Читаем Глухая рамень полностью

«…На задворках жизни дотлевает некая порода людей, веривших во власть имен. Стоит-де назвать новорожденную Еленой — и девушка созреет более красивой и мудрой, чем сами родители. Наречешь сына Павлом — вырастет надменный и мрачный псих. (Примеры, очевидно, брались с царей и апостолов. Даже книги такие были.) Назовешь Петром — вырастет камень, крепыш по уму и — немного от себя добавлю — сухарь по чувству. Хочу на минуту поверить в эту нелепость и сказать, что — ты действительно Петр, с тремя таврами на теле.

Одно воспоминание…

Море Биюк-Ламбата шумно плещется в берег. Летняя нарядная ночь стоит в темно-синем поплине. Мигают звезды, улыбается луна, скала, накаленная за день, отдает тепло. В лицо веет горячим ветром и тянет к морю. Туда по тропам спускаются высокие темные кипарисы. При медном свете луны хорошо виден мохнатый горб Аю-Дага: легендарный окаменелый медведь, он неутолимо пьет, окунув морду и передние лапы в шторм. Мы оба стоим над скалою, и голубая, почти опаловая даль моря сливается с небом… И где-то там, вдали, рождаются белые гребни волн и катятся все ближе, ближе, становясь крупнее, внушительнее, и вот уже грозно обрушиваются у подножия скал… Чьи-то паруса подплывают к скалистому берегу… Тогда с твоих губ сорвалось желанье (теперь мне оно понятно). Ты в шутку сказал: „Бушующий космос воды возбуждает в человеке чувство большой и гордой свободы. Я хочу быть пиратом“…

Вспомнила твою „шутку“ по ассоциации: сегодня в ячейку МОПР, где я работаю, пришло письмо, письмо оттуда, где колыхается море и стоят недвижно берега.
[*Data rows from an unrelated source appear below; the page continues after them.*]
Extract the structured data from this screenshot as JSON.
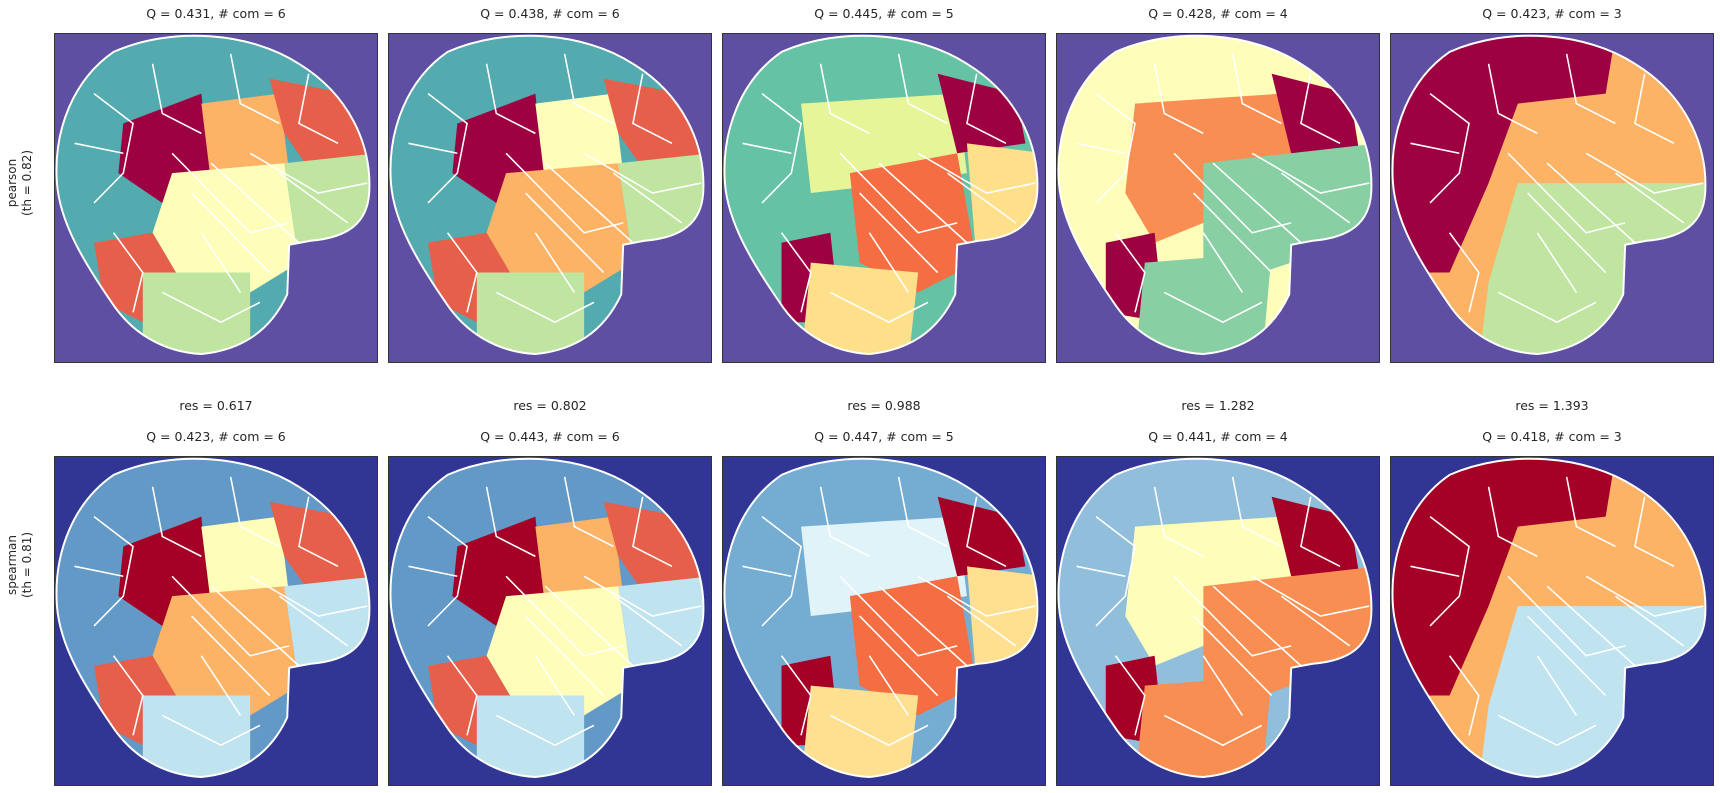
{
  "rows": [
    {
      "label_line1": "pearson",
      "label_line2": "(th = 0.82)",
      "background": "#5e4fa2",
      "panels": [
        {
          "title": "Q = 0.431,  # com = 6",
          "colors": [
            "#53aaaf",
            "#9e0142",
            "#fdb366",
            "#e65f4b",
            "#fefeba",
            "#bfe5a0"
          ]
        },
        {
          "title": "Q = 0.438,  # com = 6",
          "colors": [
            "#53aaaf",
            "#9e0142",
            "#fefeba",
            "#e65f4b",
            "#fdb366",
            "#bfe5a0"
          ]
        },
        {
          "title": "Q = 0.445,  # com = 5",
          "colors": [
            "#66c2a5",
            "#9e0142",
            "#e6f598",
            "#f46d43",
            "#fee08b"
          ]
        },
        {
          "title": "Q = 0.428,  # com = 4",
          "colors": [
            "#fefeba",
            "#9e0142",
            "#f88e52",
            "#88cfa4"
          ]
        },
        {
          "title": "Q = 0.423,  # com = 3",
          "colors": [
            "#9e0142",
            "#fdb366",
            "#bfe5a0"
          ]
        }
      ]
    },
    {
      "label_line1": "spearman",
      "label_line2": "(th = 0.81)",
      "background": "#313695",
      "panels": [
        {
          "title": "Q = 0.423,  # com = 6",
          "res": "res = 0.617",
          "colors": [
            "#6399c6",
            "#a50026",
            "#fefeba",
            "#e65f4b",
            "#fdb366",
            "#bfe3ef"
          ]
        },
        {
          "title": "Q = 0.443,  # com = 6",
          "res": "res = 0.802",
          "colors": [
            "#6399c6",
            "#a50026",
            "#fdb366",
            "#e65f4b",
            "#fefeba",
            "#bfe3ef"
          ]
        },
        {
          "title": "Q = 0.447,  # com = 5",
          "res": "res = 0.988",
          "colors": [
            "#74add1",
            "#a50026",
            "#e0f3f8",
            "#f46d43",
            "#fee090"
          ]
        },
        {
          "title": "Q = 0.441,  # com = 4",
          "res": "res = 1.282",
          "colors": [
            "#91bfdb",
            "#a50026",
            "#fefeba",
            "#f88e52"
          ]
        },
        {
          "title": "Q = 0.418,  # com = 3",
          "res": "res = 1.393",
          "colors": [
            "#a50026",
            "#fdb366",
            "#bfe3ef"
          ]
        }
      ]
    }
  ]
}
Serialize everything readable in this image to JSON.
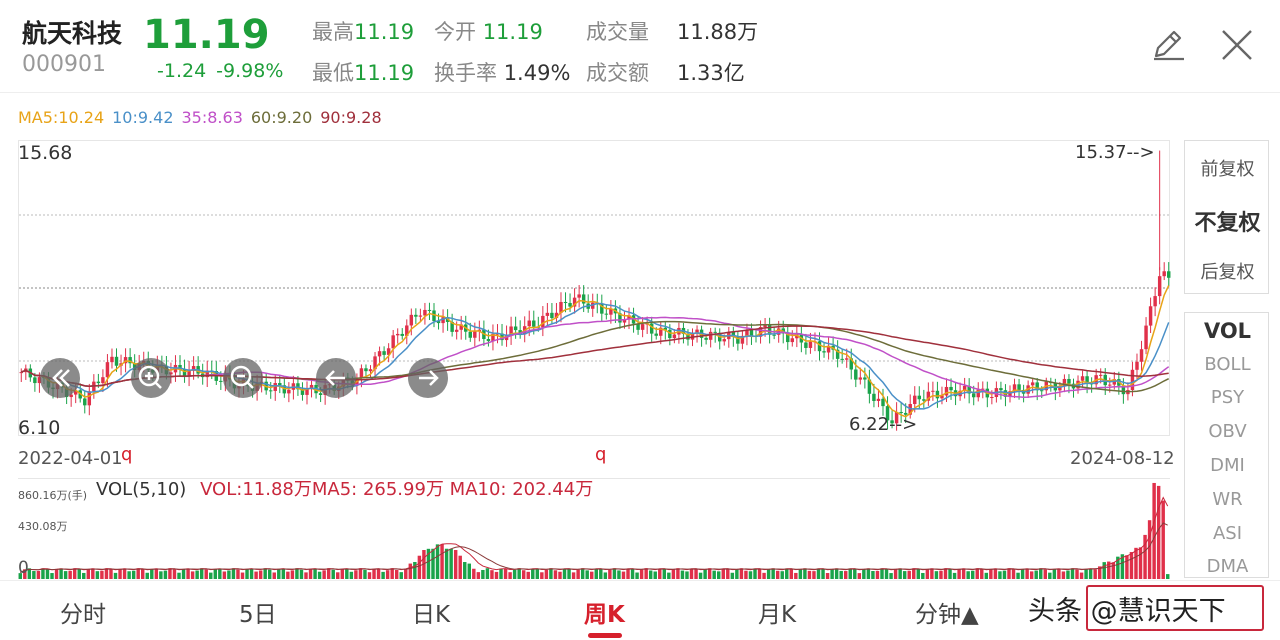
{
  "header": {
    "name": "航天科技",
    "code": "000901",
    "price": "11.19",
    "change": "-1.24",
    "change_pct": "-9.98%",
    "high_label": "最高",
    "high": "11.19",
    "open_label": "今开",
    "open": "11.19",
    "volume_label": "成交量",
    "volume": "11.88万",
    "low_label": "最低",
    "low": "11.19",
    "turnover_label": "换手率",
    "turnover": "1.49%",
    "amount_label": "成交额",
    "amount": "1.33亿"
  },
  "ma_legend": {
    "ma5": "MA5:10.24",
    "ma10": "10:9.42",
    "ma35": "35:8.63",
    "ma60": "60:9.20",
    "ma90": "90:9.28",
    "colors": {
      "ma5": "#e8a317",
      "ma10": "#4a90c8",
      "ma35": "#c050c8",
      "ma60": "#6d6d3a",
      "ma90": "#a0303c"
    }
  },
  "chart": {
    "y_max": "15.68",
    "y_min": "6.10",
    "high_mark": "15.37-->",
    "low_mark": "6.22-->",
    "date_start": "2022-04-01",
    "date_end": "2024-08-12",
    "marker_q1": "q",
    "marker_q2": "q",
    "up_color": "#e0304a",
    "down_color": "#1aa34a"
  },
  "fuquan": {
    "pre": "前复权",
    "none": "不复权",
    "post": "后复权"
  },
  "indicators": [
    "VOL",
    "BOLL",
    "PSY",
    "OBV",
    "DMI",
    "WR",
    "ASI",
    "DMA"
  ],
  "volume": {
    "title": "VOL(5,10)",
    "vol": "VOL:11.88万",
    "ma5": "MA5: 265.99万",
    "ma10": "MA10: 202.44万",
    "y_top": "860.16万(手)",
    "y_mid": "430.08万",
    "y_zero": "0"
  },
  "tabs": [
    "分时",
    "5日",
    "日K",
    "周K",
    "月K",
    "分钟▲"
  ],
  "watermark": "头条 @慧识天下"
}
Только берега и море другие, иная страна и сам автор — инженер Каломпар, грек по национальности… На скалистом обрыве тюрьма, а Каломпар — ее жертва. Он не был революционером, он только металлург одной известной английской фирмы. Впрочем, поговори с ним сам, — вот кусок его письма в переводе.
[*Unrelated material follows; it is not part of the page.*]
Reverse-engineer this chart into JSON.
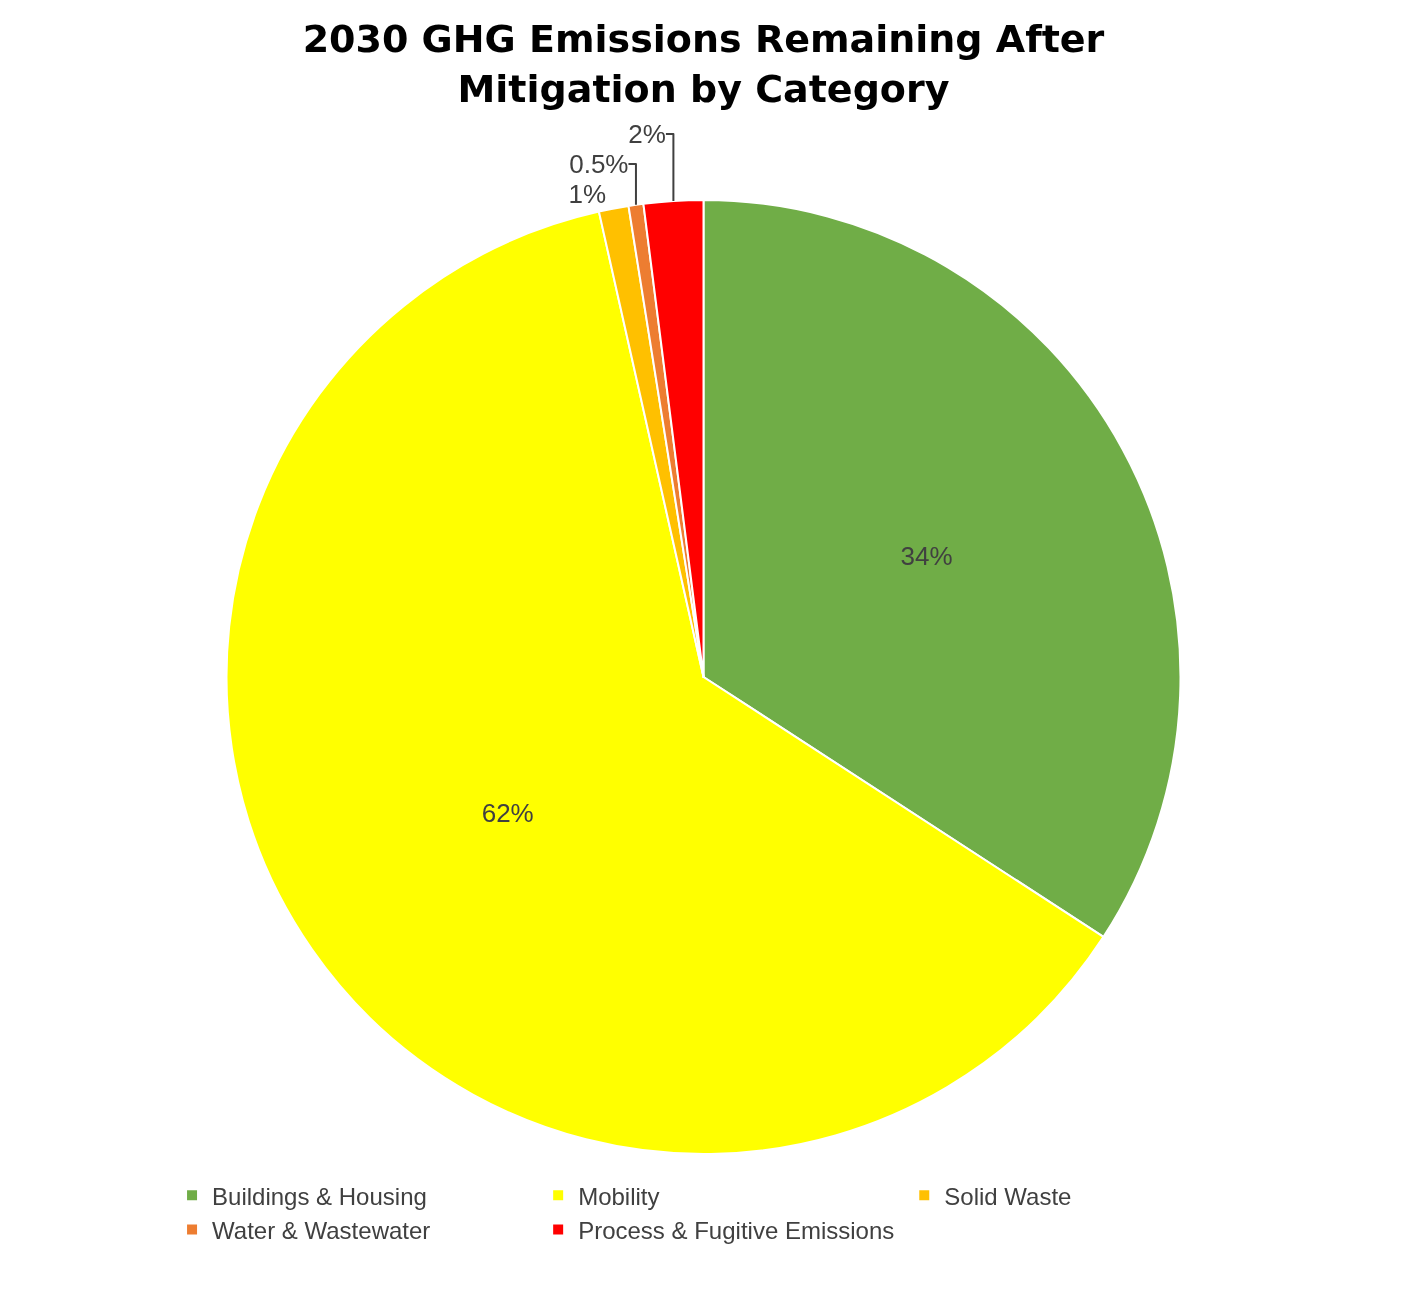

„…Утром 1 мая я был дома, садились с женой пить кофе, семилетняя дочка Софи убежала куда-то, ничего не сказав нам. По улице в это время двигалась рабочая демонстрация. Я забеспокоился — не убежала бы Софи туда. Вышел на улицу и, миновав квартал, остановился на углу. На панели было много детей, но среди них я не нашел моей девочки… Вдруг со стороны Вокзальной площади ворвалась в улицу ватага конных и пеших усмирителей. Они погнали толпу безработных, а навстречу им летели кирпичи и булыжник. Полиция озверела, началась невообразимая свалка. Дети смотрели и выли не то от возбуждения, не то от страха, у многих наколоты были красные бантики. На детей наскочил горбоносый грек в мундире, они бросились кто куда. Среди них я увидел розовое платьице и тоже с бантом на груди. Я испугался: это была Софи. Горбоносый, размахивая палкой, ударил ее. Я кинулся вперед и несколько раз ударил горбоносого. К нему подоспела своя помощь, а ко мне — помощь со стороны рабочих… Потом я унес дочь, обозвав полицейских бандитами.

На другой день меня арестовали „за активное участие в демонстрации“… Фирма уволила меня, прицепившись к случаю. Надо же было увольнять и инженеров, раз остановились заводы…

Иногда я залезаю на стол и гляжу сквозь решетку окна на море. Море здесь просторное, темно-синее. Оно глубже и синее неба… Когда-то в старину здесь разбойничали эгейцы. У нас маленькая страна, но много разбойников — и своих и чужих. Они захватили все. Это жадный Брама, а земледельцы и рабочие — только парии. К презренным париям Брама не клонит уха… Я стал его ненавидеть и о своей ненависти кричу — пусть он слышит!.. Во мне нет страха, и если меня отсюда не выпустят — это не будет дивом… Я не салангана, которая лепит свое гнездо на обрыве скалы, не интересуясь ее природой и назначением.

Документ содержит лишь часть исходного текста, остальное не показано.